Director John Strysik‘s 1995 feature The Spirit Gallery is a hallucinatory shot-on-video oddity which manages to take a familiar plot and turn it into something special. While it certainly has a made-for-TV vibe to it, the sheer weirdness of how the story unfolds is what makes this film worth checking out.

“Gwendolyn Creed was a God-fearing woman until she met B.A. Catch and his fantastic abilities. A legendary and reclusive artist, Catch could manifest ectoplasm from the palms of his hands – and steal your soul in the process. Sculpting faces out of soul-matter, Catch opens doorways into alternate dimensions where pain and pleasure combine. People are beaten, stabbed and crucified. The body is altered, the skin diseased and in need of new host to survive – but can love win out?”

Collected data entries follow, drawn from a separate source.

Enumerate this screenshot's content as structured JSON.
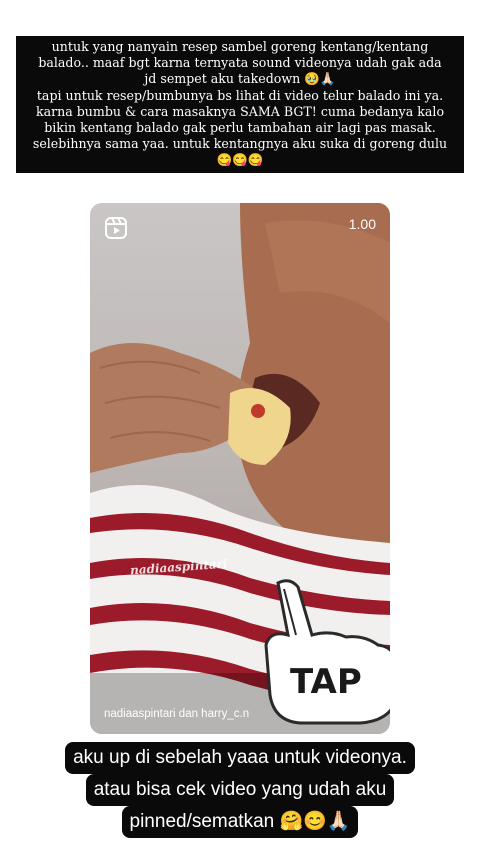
{
  "top_caption": {
    "lines": [
      "untuk yang nanyain resep sambel goreng kentang/kentang",
      "balado.. maaf bgt karna ternyata sound videonya udah gak ada",
      "jd sempet aku takedown 🥹🙏🏻",
      "tapi untuk resep/bumbunya bs lihat di video telur balado ini ya.",
      "karna bumbu & cara masaknya SAMA BGT! cuma bedanya kalo",
      "bikin kentang balado gak perlu tambahan air lagi pas masak.",
      "selebihnya sama yaa. untuk kentangnya aku suka di goreng dulu",
      "😋😋😋"
    ]
  },
  "reel": {
    "timer": "1.00",
    "watermark": "nadiaaspintari",
    "credit": "nadiaaspintari dan harry_c.n",
    "sticker_text": "TAP",
    "reels_icon": "reels-icon",
    "hand_icon": "pointing-hand-icon"
  },
  "bottom_caption": {
    "lines": [
      "aku up di sebelah yaaa untuk videonya.",
      "atau bisa cek video yang udah aku",
      "pinned/sematkan 🤗😊🙏🏻"
    ]
  }
}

In the commentary track on this DVD release from SOV Horror, director Strysik explains that what he wanted to go for in The Spirit Gallery is something akin to The Picture of Dorian Gray in reverse. In that Oscar Wilde novel, the protagonist has a portrait of himself which, thanks to selling his soul, ages and features his many sins, while he remains young and unblemished. In this film, the bodies of those from whom artist Catch (Jim Burkhart) makes masks bear the brunt of the fantastic abuses of the mask’s owner.

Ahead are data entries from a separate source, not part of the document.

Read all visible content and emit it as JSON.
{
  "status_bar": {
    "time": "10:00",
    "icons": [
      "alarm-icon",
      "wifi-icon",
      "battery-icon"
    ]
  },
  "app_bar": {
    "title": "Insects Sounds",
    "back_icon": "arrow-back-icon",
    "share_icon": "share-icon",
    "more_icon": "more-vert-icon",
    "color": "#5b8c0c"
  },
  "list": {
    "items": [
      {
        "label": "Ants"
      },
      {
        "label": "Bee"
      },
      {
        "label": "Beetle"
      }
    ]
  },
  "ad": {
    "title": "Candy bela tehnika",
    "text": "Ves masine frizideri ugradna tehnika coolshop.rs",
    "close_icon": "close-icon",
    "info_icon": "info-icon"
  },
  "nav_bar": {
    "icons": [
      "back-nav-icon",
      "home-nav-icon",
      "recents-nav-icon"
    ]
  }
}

Essentially, gallery owner Gideon Haul (Leonard Parnell) owns one of Catch’s masks, and in a fantasy world, is beaten, stabbed, and horribly attacked, but the mask heals all his wounds. Unfortunately for him, the mask’s powers are waning, and thus, he must find a new pure person from whom to have Catch make a mask. That’s Creed (Holly Riddle Zuniga), who is obsessed with Catch’s artwork and becomes Haul’s new secretary in order to get closer to the reclusive artist.

From there, faith is tested, bodies are mutilated, and a series of sticky, creepy interactions culminates in a Society-esque finale. It’s a lot to take in, and while not all of the cast is quite up to taking it on, the portrayal of art as transgressive and dangerous makes for a fascinating watch. Parnell as Haul is a little wooden, which is unfortunate, as his character should be alternately charming and creepy, the better to lure in Zuniga’s Creed and take her innocence. It’s only Zuniga’s performance as Creed which lets the viewer believe that she’s naively obsessed enough to the point of being trapped.

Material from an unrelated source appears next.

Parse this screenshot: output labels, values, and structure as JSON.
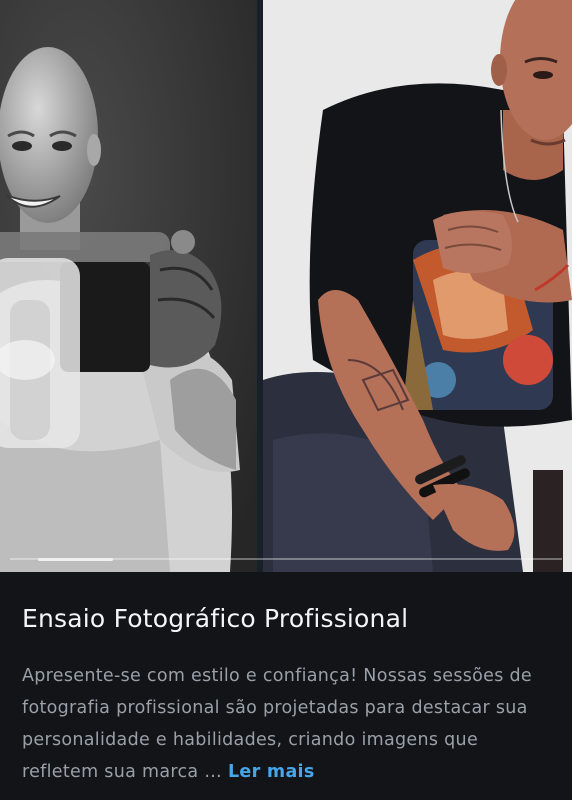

Thanks to the lensing by cinematographer Sue Colbern, The Spirit Gallery looks far better than it’s acted. Courtesy of some guerrilla filming in and around San Francisco, the film’s production value skyrockets, thanks to on-location shots in prominent places, rather than the entirety being shot in someone’s backyard. The factory where artist Catch makes his home is fantastic, and positively looms over the proceedings of every scene which take place within its confines.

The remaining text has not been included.